N on più l’uso del linguaggio della forza, ma l’abitudine al dialogo tra gli uomini e le nazioni, accettando i rischi che ne possono derivare; così il giornalista e intellettuale Domenico Sassoli commentava la conclusione del Concilio Vaticano II. L’abbandono di una politica muscolare condizionata da logiche di potenza in favore di forme dialogiche più aperte alle istanze allora emergenti poteva apparire, nella metà degli anni Sessanta, un’azzardata scelta, controproducente al prestigio della Chiesa nel mondo. Tale scelta si sarebbe rivelata corretta.

E ssa garantì la forza per affrontare le sfide del tempo: povertà, crescenti diseguaglianze, rafforzamento degli arsenali nucleari, esasperazione delle tensioni ideologiche. Sfide epocali che il cristianesimo era chiamato ad affrontare e per le quali il Concilio profeticamente formò la Chiesa, insegnandole a vivere la tensione verso l’avvenire. La conclusione dei lavori conciliari non rappresentò un punto di arrivo, ma un’opportuna occasione di ripartenza e rinnovamento. A distanza di decenni quali considerazioni trarre in un contesto sociale che ha subìto significative trasformazioni con inevitabili conseguenze sul vissuto civile?
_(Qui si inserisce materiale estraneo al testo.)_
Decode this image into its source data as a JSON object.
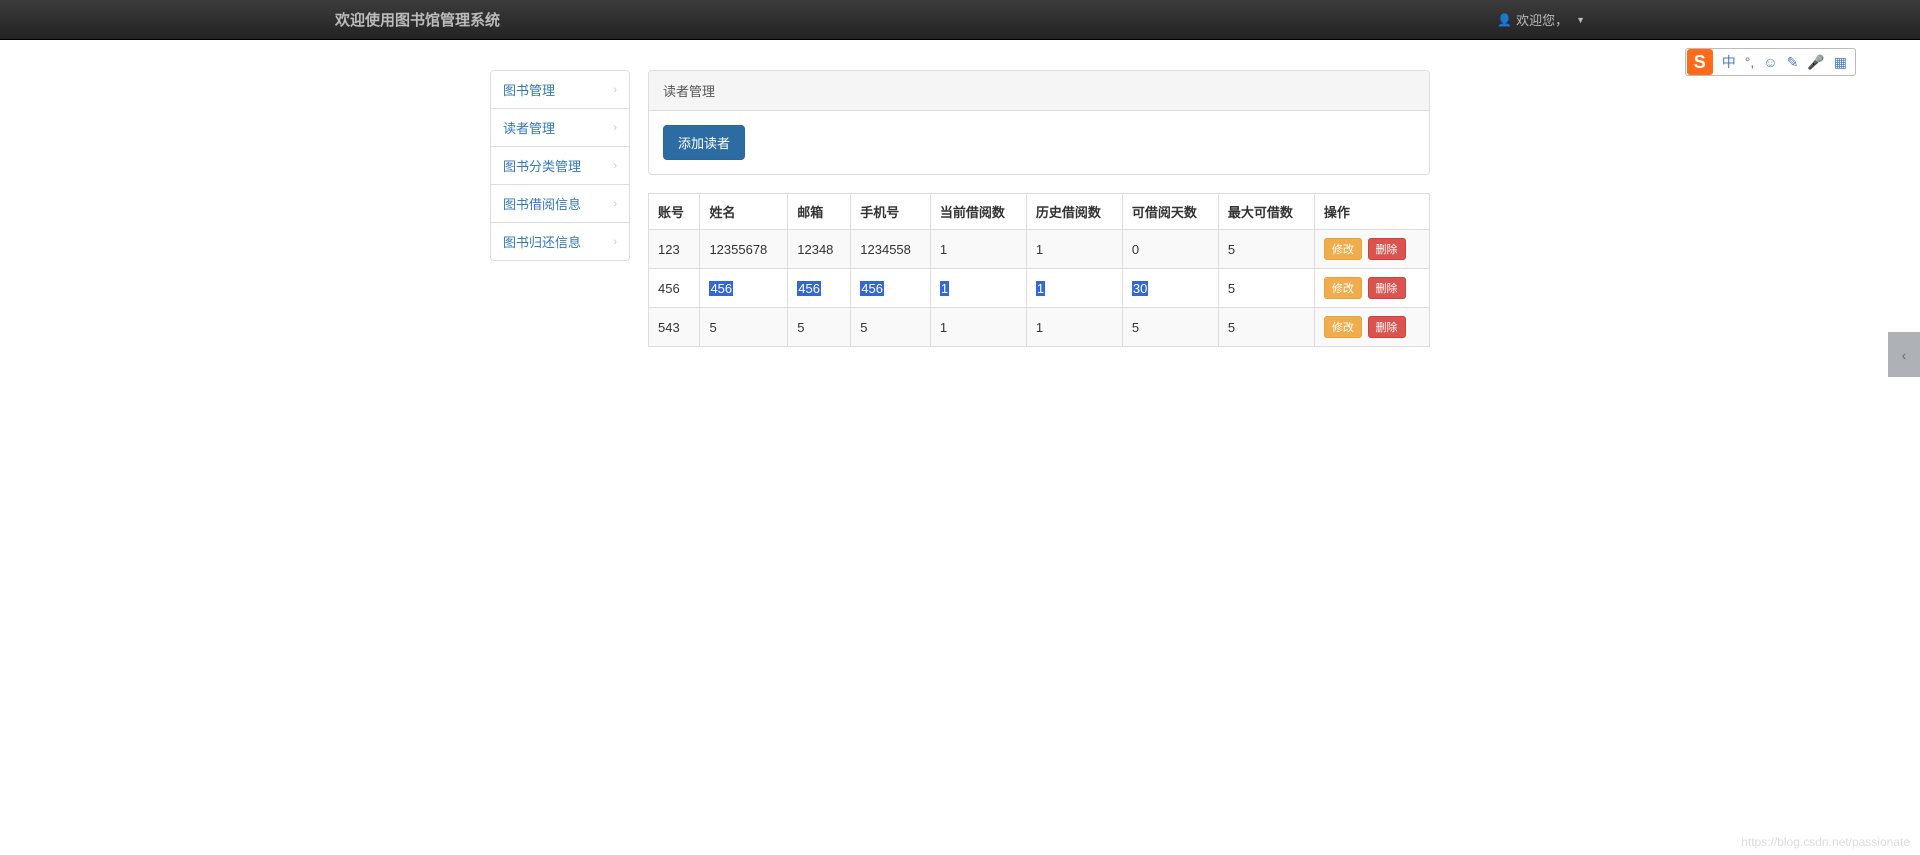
{
  "navbar": {
    "title": "欢迎使用图书馆管理系统",
    "welcome": "欢迎您，"
  },
  "sidebar": {
    "items": [
      {
        "label": "图书管理"
      },
      {
        "label": "读者管理"
      },
      {
        "label": "图书分类管理"
      },
      {
        "label": "图书借阅信息"
      },
      {
        "label": "图书归还信息"
      }
    ]
  },
  "panel": {
    "heading": "读者管理",
    "add_button": "添加读者"
  },
  "table": {
    "headers": {
      "account": "账号",
      "name": "姓名",
      "email": "邮箱",
      "phone": "手机号",
      "current_borrow": "当前借阅数",
      "history_borrow": "历史借阅数",
      "borrow_days": "可借阅天数",
      "max_borrow": "最大可借数",
      "ops": "操作"
    },
    "rows": [
      {
        "account": "123",
        "name": "12355678",
        "email": "12348",
        "phone": "1234558",
        "current": "1",
        "history": "1",
        "days": "0",
        "max": "5",
        "highlight": false
      },
      {
        "account": "456",
        "name": "456",
        "email": "456",
        "phone": "456",
        "current": "1",
        "history": "1",
        "days": "30",
        "max": "5",
        "highlight": true
      },
      {
        "account": "543",
        "name": "5",
        "email": "5",
        "phone": "5",
        "current": "1",
        "history": "1",
        "days": "5",
        "max": "5",
        "highlight": false
      }
    ],
    "btn_edit": "修改",
    "btn_delete": "删除"
  },
  "ime": {
    "logo": "S",
    "lang": "中"
  },
  "watermark": "https://blog.csdn.net/passionate"
}
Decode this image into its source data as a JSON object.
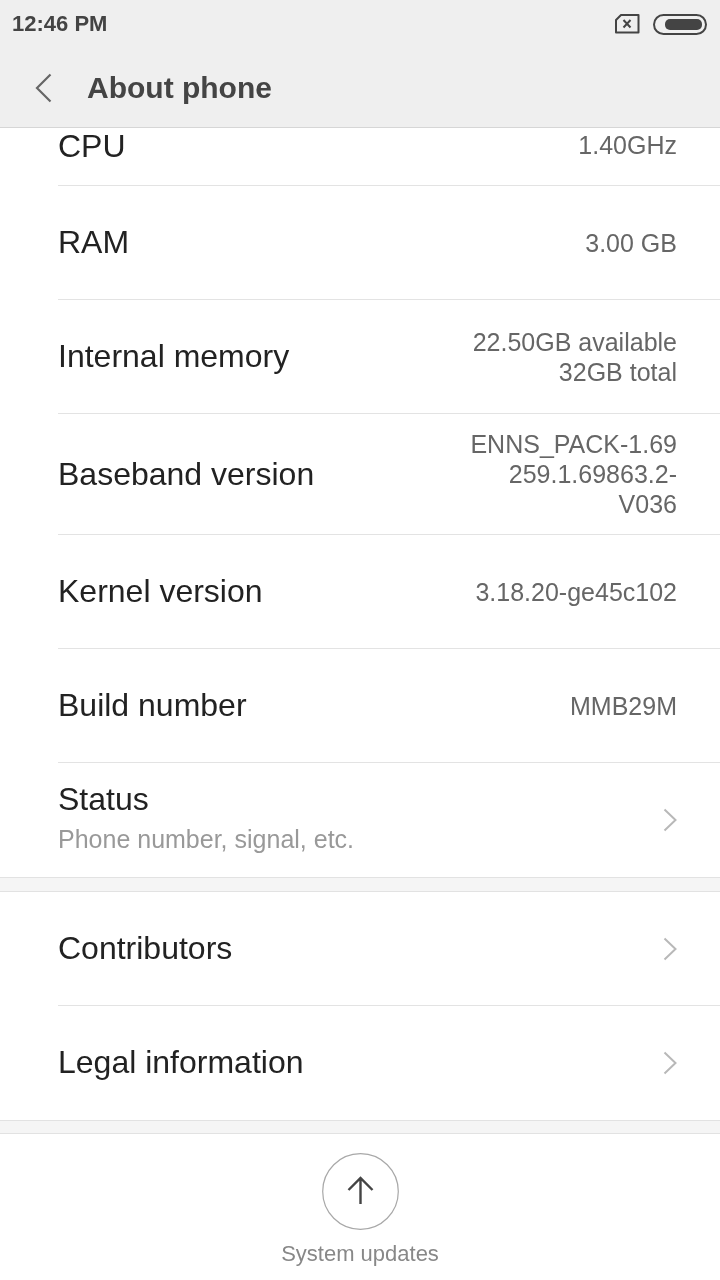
{
  "status_bar": {
    "time": "12:46 PM"
  },
  "header": {
    "title": "About phone"
  },
  "sections": [
    {
      "items": [
        {
          "kind": "clipped",
          "label": "CPU",
          "value": "1.40GHz"
        },
        {
          "kind": "info",
          "label": "RAM",
          "value": "3.00 GB"
        },
        {
          "kind": "info",
          "label": "Internal memory",
          "value": "22.50GB available\n32GB total"
        },
        {
          "kind": "info",
          "label": "Baseband version",
          "value": "ENNS_PACK-1.69\n259.1.69863.2-\nV036"
        },
        {
          "kind": "info",
          "label": "Kernel version",
          "value": "3.18.20-ge45c102"
        },
        {
          "kind": "info",
          "label": "Build number",
          "value": "MMB29M"
        },
        {
          "kind": "link",
          "label": "Status",
          "subtitle": "Phone number, signal, etc."
        }
      ]
    },
    {
      "items": [
        {
          "kind": "link",
          "label": "Contributors"
        },
        {
          "kind": "link",
          "label": "Legal information"
        }
      ]
    }
  ],
  "footer": {
    "button": {
      "label": "System updates"
    }
  }
}
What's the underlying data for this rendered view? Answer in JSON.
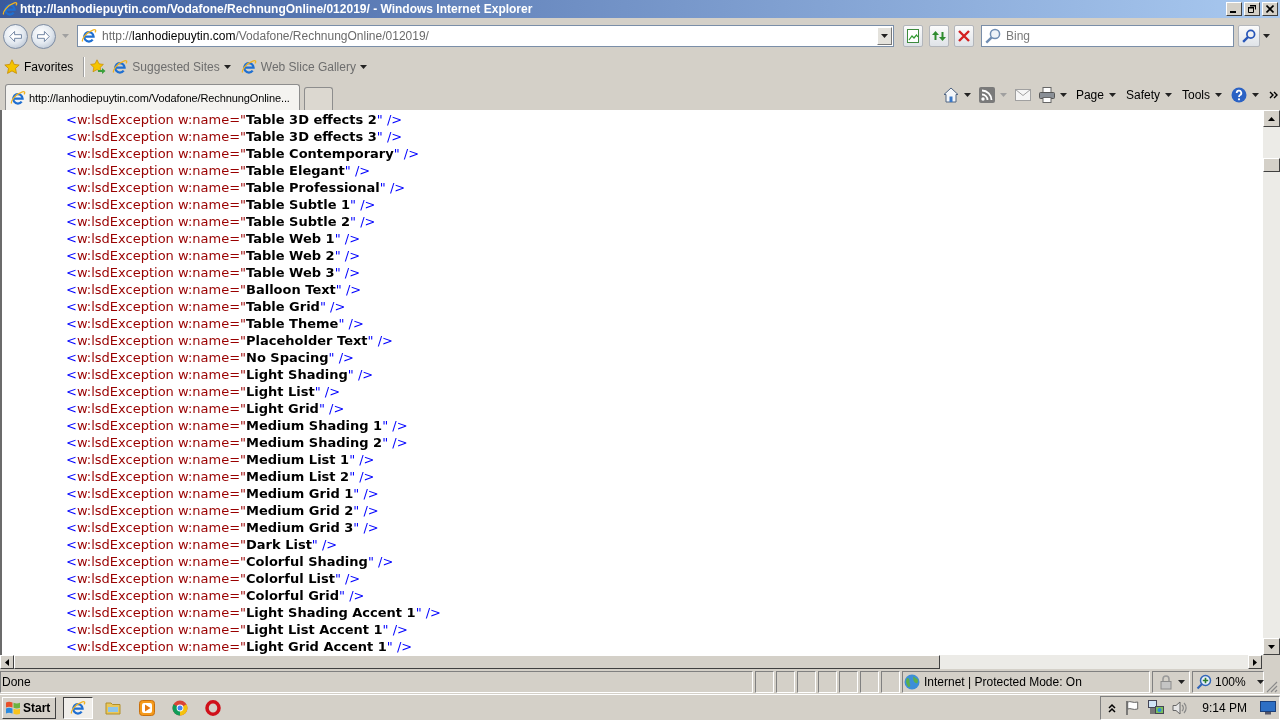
{
  "window": {
    "title": "http://lanhodiepuytin.com/Vodafone/RechnungOnline/012019/ - Windows Internet Explorer"
  },
  "address_bar": {
    "url_parts": [
      {
        "kind": "scheme",
        "text": "http://"
      },
      {
        "kind": "host",
        "text": "lanhodiepuytin.com"
      },
      {
        "kind": "path",
        "text": "/Vodafone/RechnungOnline/012019/"
      }
    ]
  },
  "search": {
    "placeholder": "Bing"
  },
  "favorites_bar": {
    "label": "Favorites",
    "links": [
      {
        "label": "Suggested Sites"
      },
      {
        "label": "Web Slice Gallery"
      }
    ]
  },
  "tabs": [
    {
      "label": "http://lanhodiepuytin.com/Vodafone/RechnungOnline...",
      "selected": true
    }
  ],
  "command_bar": {
    "menus": [
      {
        "label": "Page"
      },
      {
        "label": "Safety"
      },
      {
        "label": "Tools"
      }
    ]
  },
  "document": {
    "lines": [
      {
        "open": "<",
        "tag": "w:lsdException",
        "attribute": "w:name",
        "assign": "=\"",
        "value": "Table 3D effects 2",
        "close": "\" />"
      },
      {
        "open": "<",
        "tag": "w:lsdException",
        "attribute": "w:name",
        "assign": "=\"",
        "value": "Table 3D effects 3",
        "close": "\" />"
      },
      {
        "open": "<",
        "tag": "w:lsdException",
        "attribute": "w:name",
        "assign": "=\"",
        "value": "Table Contemporary",
        "close": "\" />"
      },
      {
        "open": "<",
        "tag": "w:lsdException",
        "attribute": "w:name",
        "assign": "=\"",
        "value": "Table Elegant",
        "close": "\" />"
      },
      {
        "open": "<",
        "tag": "w:lsdException",
        "attribute": "w:name",
        "assign": "=\"",
        "value": "Table Professional",
        "close": "\" />"
      },
      {
        "open": "<",
        "tag": "w:lsdException",
        "attribute": "w:name",
        "assign": "=\"",
        "value": "Table Subtle 1",
        "close": "\" />"
      },
      {
        "open": "<",
        "tag": "w:lsdException",
        "attribute": "w:name",
        "assign": "=\"",
        "value": "Table Subtle 2",
        "close": "\" />"
      },
      {
        "open": "<",
        "tag": "w:lsdException",
        "attribute": "w:name",
        "assign": "=\"",
        "value": "Table Web 1",
        "close": "\" />"
      },
      {
        "open": "<",
        "tag": "w:lsdException",
        "attribute": "w:name",
        "assign": "=\"",
        "value": "Table Web 2",
        "close": "\" />"
      },
      {
        "open": "<",
        "tag": "w:lsdException",
        "attribute": "w:name",
        "assign": "=\"",
        "value": "Table Web 3",
        "close": "\" />"
      },
      {
        "open": "<",
        "tag": "w:lsdException",
        "attribute": "w:name",
        "assign": "=\"",
        "value": "Balloon Text",
        "close": "\" />"
      },
      {
        "open": "<",
        "tag": "w:lsdException",
        "attribute": "w:name",
        "assign": "=\"",
        "value": "Table Grid",
        "close": "\" />"
      },
      {
        "open": "<",
        "tag": "w:lsdException",
        "attribute": "w:name",
        "assign": "=\"",
        "value": "Table Theme",
        "close": "\" />"
      },
      {
        "open": "<",
        "tag": "w:lsdException",
        "attribute": "w:name",
        "assign": "=\"",
        "value": "Placeholder Text",
        "close": "\" />"
      },
      {
        "open": "<",
        "tag": "w:lsdException",
        "attribute": "w:name",
        "assign": "=\"",
        "value": "No Spacing",
        "close": "\" />"
      },
      {
        "open": "<",
        "tag": "w:lsdException",
        "attribute": "w:name",
        "assign": "=\"",
        "value": "Light Shading",
        "close": "\" />"
      },
      {
        "open": "<",
        "tag": "w:lsdException",
        "attribute": "w:name",
        "assign": "=\"",
        "value": "Light List",
        "close": "\" />"
      },
      {
        "open": "<",
        "tag": "w:lsdException",
        "attribute": "w:name",
        "assign": "=\"",
        "value": "Light Grid",
        "close": "\" />"
      },
      {
        "open": "<",
        "tag": "w:lsdException",
        "attribute": "w:name",
        "assign": "=\"",
        "value": "Medium Shading 1",
        "close": "\" />"
      },
      {
        "open": "<",
        "tag": "w:lsdException",
        "attribute": "w:name",
        "assign": "=\"",
        "value": "Medium Shading 2",
        "close": "\" />"
      },
      {
        "open": "<",
        "tag": "w:lsdException",
        "attribute": "w:name",
        "assign": "=\"",
        "value": "Medium List 1",
        "close": "\" />"
      },
      {
        "open": "<",
        "tag": "w:lsdException",
        "attribute": "w:name",
        "assign": "=\"",
        "value": "Medium List 2",
        "close": "\" />"
      },
      {
        "open": "<",
        "tag": "w:lsdException",
        "attribute": "w:name",
        "assign": "=\"",
        "value": "Medium Grid 1",
        "close": "\" />"
      },
      {
        "open": "<",
        "tag": "w:lsdException",
        "attribute": "w:name",
        "assign": "=\"",
        "value": "Medium Grid 2",
        "close": "\" />"
      },
      {
        "open": "<",
        "tag": "w:lsdException",
        "attribute": "w:name",
        "assign": "=\"",
        "value": "Medium Grid 3",
        "close": "\" />"
      },
      {
        "open": "<",
        "tag": "w:lsdException",
        "attribute": "w:name",
        "assign": "=\"",
        "value": "Dark List",
        "close": "\" />"
      },
      {
        "open": "<",
        "tag": "w:lsdException",
        "attribute": "w:name",
        "assign": "=\"",
        "value": "Colorful Shading",
        "close": "\" />"
      },
      {
        "open": "<",
        "tag": "w:lsdException",
        "attribute": "w:name",
        "assign": "=\"",
        "value": "Colorful List",
        "close": "\" />"
      },
      {
        "open": "<",
        "tag": "w:lsdException",
        "attribute": "w:name",
        "assign": "=\"",
        "value": "Colorful Grid",
        "close": "\" />"
      },
      {
        "open": "<",
        "tag": "w:lsdException",
        "attribute": "w:name",
        "assign": "=\"",
        "value": "Light Shading Accent 1",
        "close": "\" />"
      },
      {
        "open": "<",
        "tag": "w:lsdException",
        "attribute": "w:name",
        "assign": "=\"",
        "value": "Light List Accent 1",
        "close": "\" />"
      },
      {
        "open": "<",
        "tag": "w:lsdException",
        "attribute": "w:name",
        "assign": "=\"",
        "value": "Light Grid Accent 1",
        "close": "\" />"
      }
    ]
  },
  "status_bar": {
    "text": "Done",
    "zone": "Internet | Protected Mode: On",
    "zoom": "100%"
  },
  "taskbar": {
    "start": "Start",
    "clock": "9:14 PM"
  }
}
Mi capita spesso, nel corso delle lezioni con gli studenti, di stimolare un dibattito paritario dal quale emerge spesso la difficoltà nel trovare spazi di dialogo e ascolto, soprattutto in una società percepita come sorda al cambiamento. Al bisogno di interrogarsi dei giovani, tuttavia, non sempre corrisponde l’anelito di una società refrattaria a mettersi in discussione, a raccogliere il guanto di sfida per un impegno concreto capace di guardare oltre la contingenza, di offrire risposte concrete a reali prospettive di crescita, non solo in termini economici, ma soprattutto umani.

Nella millenaria storia della Chiesa i concili sono stati convocati per affrontare sfide complesse, assenti però al momento della convocazione decisa da Giovanni XXIII; nessuna minaccia, infatti, si profilava all’orizzonte per una Chiesa che poteva allora tranquillamente contare su un controllo del laicato e su un potere della gerarchia ecclesiastica pressoché totale, anche grazie al clima politico-ideologico fissato dalla Guerra fredda che aveva determinato, nei paesi dell’Europa occidentale, una predominanza della religione intesa come portatrice di libertà e democrazia, valori contrapposti all’intransigentismo illiberale e ateista sovietico. Cosa spinse dunque il papa a indire un Concilio? la Chiesa aveva acquistato la consapevolezza dell’impossibilità di integrarsi nel mondo moderno se fosse rimasta ancorata al passato: percepì l’urgenza di un aggiornamento inteso come strumento per risvegliare le coscienze e spronare i cristiani a aprirsi alla comprensione del mondo contemporaneo.

Oggi come allora è necessario superare atteggiamenti di diffidenza e mancata fiducia, saper scuotere le coscienze di molti, anche cristiani, dal torpore che li ha pervasi la società del benessere, che ha nascosto, ma non eliminato, povertà, discriminazioni e disuguaglianze, come i dati statistici evidenziano drammaticamente, anche in Sardegna. A tale missione può e deve contribuire la Chiesa, chiamata a vincere resistenze interne, a superare strumentalizzazioni identitarie, offrire a una comunità smarrita spazi di dialogo e collaborazione, fornendo per prima l’esempio concedendo più spazio alla collegialità e partecipazione interna, a garantire quella dignità promessa dai documenti conciliari e non ancora pienamente realizzatasi, a farsi interprete del rinnovamento. La maturazione promossa dal Concilio ha permesso ai laici di stabili re un rapporto paritetico con la gerarchia, ora i tempi sono maturi affinché la Chiesa dia il proprio contributo a una “rinascita” che riscatti dall’individualismo, capace di dar voce a valori evangelici oggi afoni nella società civile. La Chiesa, parafrasando lo scrittore Robert Stevenson, deve tenere per sé le proprie paure e condividere il suo coraggio con gli altri.